Let Y be a lognormally distributed random variable with mean $\mu_Y$ and standard deviation $\sigma_Y$. Assume $\ln(Y)$ is normally distributed with mean $\u$ and variance $\sigma^2$. According to my source, the mean of the lognormal distribution satisfies
$\mu_Y=\ln(\frac{\mu\sigma}{\sqrt{1+w}})$
and variance $\sigma^{2}_Y=\ln(1+w)$
where $w=(\sigma_Y/\mu_Y)^2$.
I am questioning the correctness of this result. I have attempted to derive this formula as follows.
We know that if Y is the logarithm of the normal distribution with mean $\mu$ and variance $\sigma^2$, then the mean of Y is given by
(1) $\mu_Y=e^{\mu + \frac{1}{2}\sigma^2}$, and
(2) $\sigma_Y^2=(e^{\sigma^2} -1)\mu_Y^2$
Setting $w$ the same value as above, the second equation implies that $w=e^{\sigma^2} -1$ so that $\sigma^2=\ln(w+1)$ just as claimed above.
On the other hand, now that we have $\sigma^2$, we substitute this value into equation (1) we get
$\mu_Y=e^{\mu + \frac{1}{2}\ln(w+1)}$, which, to my algebra, yields $\mu =\ln(\frac{\mu_Y}{\sqrt{w+1}})$.

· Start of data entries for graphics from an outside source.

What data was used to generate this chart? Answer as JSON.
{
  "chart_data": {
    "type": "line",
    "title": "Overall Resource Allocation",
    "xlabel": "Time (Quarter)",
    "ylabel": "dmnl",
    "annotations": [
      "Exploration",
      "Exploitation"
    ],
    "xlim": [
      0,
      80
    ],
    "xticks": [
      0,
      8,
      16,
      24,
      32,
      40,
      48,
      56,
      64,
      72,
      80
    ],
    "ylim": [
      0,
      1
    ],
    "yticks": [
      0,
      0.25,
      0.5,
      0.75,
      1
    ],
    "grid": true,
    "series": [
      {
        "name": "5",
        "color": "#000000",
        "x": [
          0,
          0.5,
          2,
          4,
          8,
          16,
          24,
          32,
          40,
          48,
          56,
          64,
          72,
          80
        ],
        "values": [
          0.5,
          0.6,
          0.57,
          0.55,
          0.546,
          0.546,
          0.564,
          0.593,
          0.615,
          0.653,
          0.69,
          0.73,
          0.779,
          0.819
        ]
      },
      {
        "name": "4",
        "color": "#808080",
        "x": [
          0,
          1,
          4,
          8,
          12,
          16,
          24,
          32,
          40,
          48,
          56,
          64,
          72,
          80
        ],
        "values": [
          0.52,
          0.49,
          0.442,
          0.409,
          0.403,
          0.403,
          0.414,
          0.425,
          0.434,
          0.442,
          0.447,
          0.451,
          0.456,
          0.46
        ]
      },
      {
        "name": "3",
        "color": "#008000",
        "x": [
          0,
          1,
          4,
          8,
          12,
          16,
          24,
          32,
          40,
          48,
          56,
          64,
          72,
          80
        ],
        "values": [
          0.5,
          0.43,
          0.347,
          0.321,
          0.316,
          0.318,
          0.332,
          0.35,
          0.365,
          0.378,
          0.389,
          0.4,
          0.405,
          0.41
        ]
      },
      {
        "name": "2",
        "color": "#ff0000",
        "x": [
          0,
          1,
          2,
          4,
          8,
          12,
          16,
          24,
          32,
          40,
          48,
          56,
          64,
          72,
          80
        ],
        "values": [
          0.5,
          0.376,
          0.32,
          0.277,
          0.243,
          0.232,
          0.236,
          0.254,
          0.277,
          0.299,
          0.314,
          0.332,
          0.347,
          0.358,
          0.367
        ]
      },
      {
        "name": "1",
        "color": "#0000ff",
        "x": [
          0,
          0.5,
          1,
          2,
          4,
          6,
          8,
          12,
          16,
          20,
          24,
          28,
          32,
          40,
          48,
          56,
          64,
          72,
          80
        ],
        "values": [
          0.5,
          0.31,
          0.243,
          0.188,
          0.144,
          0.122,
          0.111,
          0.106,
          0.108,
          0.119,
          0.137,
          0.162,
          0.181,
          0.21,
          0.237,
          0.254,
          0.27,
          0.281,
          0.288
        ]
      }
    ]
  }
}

Hoping that somebody here can verify my sanity, or explain why the formula for the mean given in my source is correct.
Best Answer
We have $$ \mu_Y=e^{\mu+\sigma^2/2} $$ and $$ \sigma_Y^2=(e^{\sigma^2}-1)e^{2\mu+\sigma^2} $$ (see e.g. Wikipedia). Hence $$ w=\frac{\sigma_Y^2}{\mu_Y^2}=e^{\sigma^2}-1 \quad \Longrightarrow \quad \sigma^2=\ln(w+1). $$ Now $$ \ln\mu_Y=\mu+\frac{\sigma^2}2=\mu+\frac{\ln(w+1)}2=\mu+\ln(\sqrt{w+1}) $$ yielding $$ \mu=\ln\frac{\mu_Y}{\sqrt{w+1}}. $$ So you are correct.